In [9]:
import torch
from datasets import load_dataset
import webbrowser
import os
from transformer_lens import utils, HookedTransformer
from datasets.arrow_dataset import Dataset
from huggingface_hub import hf_hub_download
import time

# Library imports
from sae_vis.utils_fns import get_device
from sae_vis.model_fns import AutoEncoder, AutoEncoderConfig
from sae_vis.data_storing_fns import SaeVisData
from sae_vis.data_config_classes import SaeVisConfig
# from sae_lens.training.sparse_autoencoder import SparseAutoencoder

# Imports for displaying vis in Colab / notebook
import webbrowser
import http.server
import socketserver
import threading
PORT = 8000

device = get_device()
torch.set_grad_enabled(False);

In [42]:
def display_vis_inline(filename: str, height: int = 850):
    '''
    Displays the HTML files in Colab. Uses global `PORT` variable defined in prev cell, so that each
    vis has a unique port without having to define a port within the function.
    '''
    webbrowser.open(filename)

In [5]:
state_dict = torch.load("/Users/joel/Downloads/sae.pth", map_location=torch.device('cpu'))

In [13]:
state_dict["encoder.weight"].shape

torch.Size([512, 64])

In [14]:
state_dict["encoder.bias"].shape

torch.Size([512])

In [15]:
state_dict["decoder.weight"].shape

torch.Size([64, 512])

In [16]:
state_dict["decoder.bias"].shape

torch.Size([64])

In [17]:
new_state_dict = {
    "W_enc": state_dict["encoder.weight"].T,
    "b_enc": state_dict["encoder.bias"],
    "W_dec": state_dict["decoder.weight"].T,
    "b_dec": state_dict["decoder.bias"],
}

In [18]:
d_hidden, d_in = state_dict["encoder.weight"].shape
cfg = AutoEncoderConfig(d_in=d_in, d_hidden=d_hidden)
encoder = AutoEncoder(cfg)
encoder.load_state_dict(new_state_dict)

for k, v in encoder.named_parameters():
    print(f"{k}: {tuple(v.shape)}")

W_enc: (64, 512)
W_dec: (512, 64)
b_enc: (512,)
b_dec: (64,)


In [19]:
model = HookedTransformer.from_pretrained("roneneldan/TinyStories-1M")
model.to(device);



Loaded pretrained model roneneldan/TinyStories-1M into HookedTransformer
Moving model to device:  mps


In [21]:
SEQ_LEN = 128

# Load in the data (it's a Dataset object)
data = load_dataset("roneneldan/TinyStories", split="train")
assert isinstance(data, Dataset)

# Tokenize the data (using a utils function) and shuffle it
tokenized_data = utils.tokenize_and_concatenate(data, model.tokenizer, max_length=SEQ_LEN) # type: ignore
tokenized_data = tokenized_data.shuffle(42)
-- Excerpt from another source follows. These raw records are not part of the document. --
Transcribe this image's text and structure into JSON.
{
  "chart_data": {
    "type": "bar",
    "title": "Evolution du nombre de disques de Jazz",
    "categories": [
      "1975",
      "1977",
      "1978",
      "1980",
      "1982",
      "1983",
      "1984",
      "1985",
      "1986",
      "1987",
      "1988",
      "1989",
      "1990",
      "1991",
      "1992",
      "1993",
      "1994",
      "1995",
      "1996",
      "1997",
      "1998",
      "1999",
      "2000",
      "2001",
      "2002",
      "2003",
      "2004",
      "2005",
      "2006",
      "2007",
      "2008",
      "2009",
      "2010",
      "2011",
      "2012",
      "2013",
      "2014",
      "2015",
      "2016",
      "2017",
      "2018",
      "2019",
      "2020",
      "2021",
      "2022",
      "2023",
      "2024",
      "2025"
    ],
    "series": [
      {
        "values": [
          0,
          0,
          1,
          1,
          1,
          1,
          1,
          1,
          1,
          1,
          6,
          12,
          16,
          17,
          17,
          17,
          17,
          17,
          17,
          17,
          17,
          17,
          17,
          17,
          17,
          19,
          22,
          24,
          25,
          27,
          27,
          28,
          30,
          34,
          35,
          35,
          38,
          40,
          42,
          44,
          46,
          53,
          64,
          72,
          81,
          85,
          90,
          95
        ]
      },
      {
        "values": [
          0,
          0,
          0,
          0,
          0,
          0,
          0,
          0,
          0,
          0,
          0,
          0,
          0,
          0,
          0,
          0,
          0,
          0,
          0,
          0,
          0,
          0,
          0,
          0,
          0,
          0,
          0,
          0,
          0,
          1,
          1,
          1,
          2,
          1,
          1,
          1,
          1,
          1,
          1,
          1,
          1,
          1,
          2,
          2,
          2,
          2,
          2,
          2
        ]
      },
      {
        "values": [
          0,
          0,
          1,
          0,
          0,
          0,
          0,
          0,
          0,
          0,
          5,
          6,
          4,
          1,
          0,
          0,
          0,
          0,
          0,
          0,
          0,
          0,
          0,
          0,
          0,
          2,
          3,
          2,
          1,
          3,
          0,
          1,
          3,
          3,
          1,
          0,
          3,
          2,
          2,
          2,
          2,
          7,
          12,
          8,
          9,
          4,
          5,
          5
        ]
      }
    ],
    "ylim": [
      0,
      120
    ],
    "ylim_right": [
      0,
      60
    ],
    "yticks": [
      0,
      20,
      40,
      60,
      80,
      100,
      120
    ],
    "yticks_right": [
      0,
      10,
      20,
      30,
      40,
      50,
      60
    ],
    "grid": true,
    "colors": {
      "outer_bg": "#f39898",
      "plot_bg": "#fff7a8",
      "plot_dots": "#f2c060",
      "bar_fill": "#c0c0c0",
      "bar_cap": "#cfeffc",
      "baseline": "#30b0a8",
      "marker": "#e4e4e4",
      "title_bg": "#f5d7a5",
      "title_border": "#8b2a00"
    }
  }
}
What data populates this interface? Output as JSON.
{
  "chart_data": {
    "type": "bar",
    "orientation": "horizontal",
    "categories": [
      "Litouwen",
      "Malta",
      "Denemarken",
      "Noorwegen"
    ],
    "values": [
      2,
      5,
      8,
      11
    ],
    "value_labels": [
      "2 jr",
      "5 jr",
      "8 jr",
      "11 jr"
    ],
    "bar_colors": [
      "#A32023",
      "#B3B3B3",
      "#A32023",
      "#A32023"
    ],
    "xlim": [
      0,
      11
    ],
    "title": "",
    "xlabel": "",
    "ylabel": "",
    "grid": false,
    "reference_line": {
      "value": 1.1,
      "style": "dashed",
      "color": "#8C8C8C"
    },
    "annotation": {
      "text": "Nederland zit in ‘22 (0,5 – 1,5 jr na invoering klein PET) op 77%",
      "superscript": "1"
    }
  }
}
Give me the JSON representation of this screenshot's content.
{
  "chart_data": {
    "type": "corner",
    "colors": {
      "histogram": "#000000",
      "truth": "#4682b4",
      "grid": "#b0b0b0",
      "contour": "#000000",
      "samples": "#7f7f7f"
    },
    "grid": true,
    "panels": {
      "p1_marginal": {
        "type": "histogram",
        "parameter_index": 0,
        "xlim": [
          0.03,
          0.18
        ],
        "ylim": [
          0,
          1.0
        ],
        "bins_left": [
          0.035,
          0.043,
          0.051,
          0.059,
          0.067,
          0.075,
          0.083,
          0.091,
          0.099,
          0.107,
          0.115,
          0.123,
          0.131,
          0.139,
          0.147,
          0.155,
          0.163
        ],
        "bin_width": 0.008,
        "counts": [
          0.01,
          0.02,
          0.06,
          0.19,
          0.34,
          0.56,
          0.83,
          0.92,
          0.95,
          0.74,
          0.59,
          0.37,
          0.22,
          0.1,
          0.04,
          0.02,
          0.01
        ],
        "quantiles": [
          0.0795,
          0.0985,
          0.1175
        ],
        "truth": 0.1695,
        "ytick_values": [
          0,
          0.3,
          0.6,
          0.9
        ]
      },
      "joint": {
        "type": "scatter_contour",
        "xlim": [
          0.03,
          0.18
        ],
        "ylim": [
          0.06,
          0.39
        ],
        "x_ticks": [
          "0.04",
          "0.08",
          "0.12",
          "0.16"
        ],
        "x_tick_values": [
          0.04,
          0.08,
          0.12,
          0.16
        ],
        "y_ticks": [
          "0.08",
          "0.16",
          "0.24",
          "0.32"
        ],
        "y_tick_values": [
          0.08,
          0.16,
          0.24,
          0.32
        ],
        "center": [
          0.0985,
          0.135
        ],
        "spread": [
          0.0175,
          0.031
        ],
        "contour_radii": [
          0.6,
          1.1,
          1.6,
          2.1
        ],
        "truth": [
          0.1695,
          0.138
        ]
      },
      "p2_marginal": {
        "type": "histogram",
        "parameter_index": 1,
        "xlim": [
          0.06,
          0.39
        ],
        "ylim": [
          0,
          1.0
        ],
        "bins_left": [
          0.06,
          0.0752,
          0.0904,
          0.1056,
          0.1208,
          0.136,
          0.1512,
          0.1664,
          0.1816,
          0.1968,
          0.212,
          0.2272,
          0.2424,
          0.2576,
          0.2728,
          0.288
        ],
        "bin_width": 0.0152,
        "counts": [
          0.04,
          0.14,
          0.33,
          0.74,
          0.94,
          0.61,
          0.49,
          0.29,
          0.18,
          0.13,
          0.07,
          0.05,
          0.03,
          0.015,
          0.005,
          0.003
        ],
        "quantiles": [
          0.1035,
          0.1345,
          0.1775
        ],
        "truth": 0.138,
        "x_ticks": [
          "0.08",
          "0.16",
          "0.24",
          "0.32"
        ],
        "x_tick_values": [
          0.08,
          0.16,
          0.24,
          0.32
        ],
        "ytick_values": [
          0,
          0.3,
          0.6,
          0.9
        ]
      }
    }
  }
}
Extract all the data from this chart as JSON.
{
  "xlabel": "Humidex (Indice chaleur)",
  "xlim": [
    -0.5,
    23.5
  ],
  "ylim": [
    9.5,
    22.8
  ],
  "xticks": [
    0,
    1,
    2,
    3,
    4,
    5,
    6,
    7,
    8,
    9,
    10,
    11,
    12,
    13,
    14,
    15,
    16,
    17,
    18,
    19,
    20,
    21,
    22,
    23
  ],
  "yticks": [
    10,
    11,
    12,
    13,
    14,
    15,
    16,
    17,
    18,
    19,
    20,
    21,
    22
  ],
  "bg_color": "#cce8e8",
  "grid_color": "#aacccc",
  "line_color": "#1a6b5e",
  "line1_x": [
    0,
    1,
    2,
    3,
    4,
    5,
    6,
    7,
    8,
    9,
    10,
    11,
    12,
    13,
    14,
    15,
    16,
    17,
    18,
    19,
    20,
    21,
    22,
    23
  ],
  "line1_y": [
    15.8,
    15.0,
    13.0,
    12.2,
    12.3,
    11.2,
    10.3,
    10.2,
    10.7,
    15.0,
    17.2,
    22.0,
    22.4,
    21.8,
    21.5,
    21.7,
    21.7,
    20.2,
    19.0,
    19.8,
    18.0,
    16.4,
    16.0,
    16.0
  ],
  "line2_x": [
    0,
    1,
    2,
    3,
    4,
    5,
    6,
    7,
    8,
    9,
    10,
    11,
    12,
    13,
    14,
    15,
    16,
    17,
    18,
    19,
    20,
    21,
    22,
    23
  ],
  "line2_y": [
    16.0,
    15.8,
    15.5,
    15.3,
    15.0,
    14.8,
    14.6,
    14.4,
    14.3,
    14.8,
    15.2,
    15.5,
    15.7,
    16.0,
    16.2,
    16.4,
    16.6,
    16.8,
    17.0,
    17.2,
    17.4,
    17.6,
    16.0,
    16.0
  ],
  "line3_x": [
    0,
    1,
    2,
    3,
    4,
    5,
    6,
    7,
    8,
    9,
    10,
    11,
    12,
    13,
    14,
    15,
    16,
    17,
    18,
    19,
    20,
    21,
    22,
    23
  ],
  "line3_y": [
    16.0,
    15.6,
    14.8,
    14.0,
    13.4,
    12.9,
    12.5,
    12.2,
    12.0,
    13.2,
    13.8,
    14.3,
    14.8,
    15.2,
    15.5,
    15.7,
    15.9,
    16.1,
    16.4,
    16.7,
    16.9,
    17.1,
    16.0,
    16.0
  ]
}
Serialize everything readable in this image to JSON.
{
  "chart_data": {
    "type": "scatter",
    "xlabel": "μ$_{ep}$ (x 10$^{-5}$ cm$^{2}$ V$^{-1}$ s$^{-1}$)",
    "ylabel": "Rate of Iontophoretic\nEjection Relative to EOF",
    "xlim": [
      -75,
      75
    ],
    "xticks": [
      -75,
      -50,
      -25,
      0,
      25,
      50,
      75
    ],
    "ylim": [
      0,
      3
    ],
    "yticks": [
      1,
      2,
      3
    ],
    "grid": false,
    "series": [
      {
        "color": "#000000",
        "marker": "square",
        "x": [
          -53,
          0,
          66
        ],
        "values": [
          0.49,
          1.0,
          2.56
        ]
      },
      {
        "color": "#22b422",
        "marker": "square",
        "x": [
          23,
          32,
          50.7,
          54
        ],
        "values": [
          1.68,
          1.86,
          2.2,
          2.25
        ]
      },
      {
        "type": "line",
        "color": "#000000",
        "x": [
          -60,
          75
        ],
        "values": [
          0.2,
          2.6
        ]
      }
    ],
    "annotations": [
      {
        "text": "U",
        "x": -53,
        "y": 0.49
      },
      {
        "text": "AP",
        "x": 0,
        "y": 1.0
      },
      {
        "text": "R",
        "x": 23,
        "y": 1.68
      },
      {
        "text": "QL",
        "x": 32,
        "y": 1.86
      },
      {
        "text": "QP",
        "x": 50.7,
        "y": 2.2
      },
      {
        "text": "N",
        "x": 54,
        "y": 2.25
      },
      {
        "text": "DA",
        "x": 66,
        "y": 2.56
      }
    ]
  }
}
# Get the tokens as a tensor
all_tokens = tokenized_data["tokens"]
assert isinstance(all_tokens, torch.Tensor)

print(all_tokens.shape)

torch.Size([3714797, 128])


In [23]:
device

device(type='mps')

In [35]:
model.cfg.device

'mps'

In [40]:
encoder.W_enc.device

device(type='mps', index=0)

In [39]:
encoder.to("mps")

AutoEncoder(d_in=64, dict_mult=8)

In [None]:
# Specify the hook point you're using, and the features you're analyzing
sae_vis_config = SaeVisConfig(
    hook_point = "blocks.4.hook_resid_post",
    features = range(64),
    verbose = True,
)

# Gather the feature data
sae_vis_data = SaeVisData.create(
    encoder = encoder,
    # encoder_B = encoder_B,
    model = model,
    tokens = all_tokens[:2048],
    cfg = sae_vis_config,
)

# Save as HTML file & display vis
filename = "_feature_vis_demo.html"
sae_vis_data.save_feature_centric_vis(filename, feature_idx=8)

display_vis_inline(filename)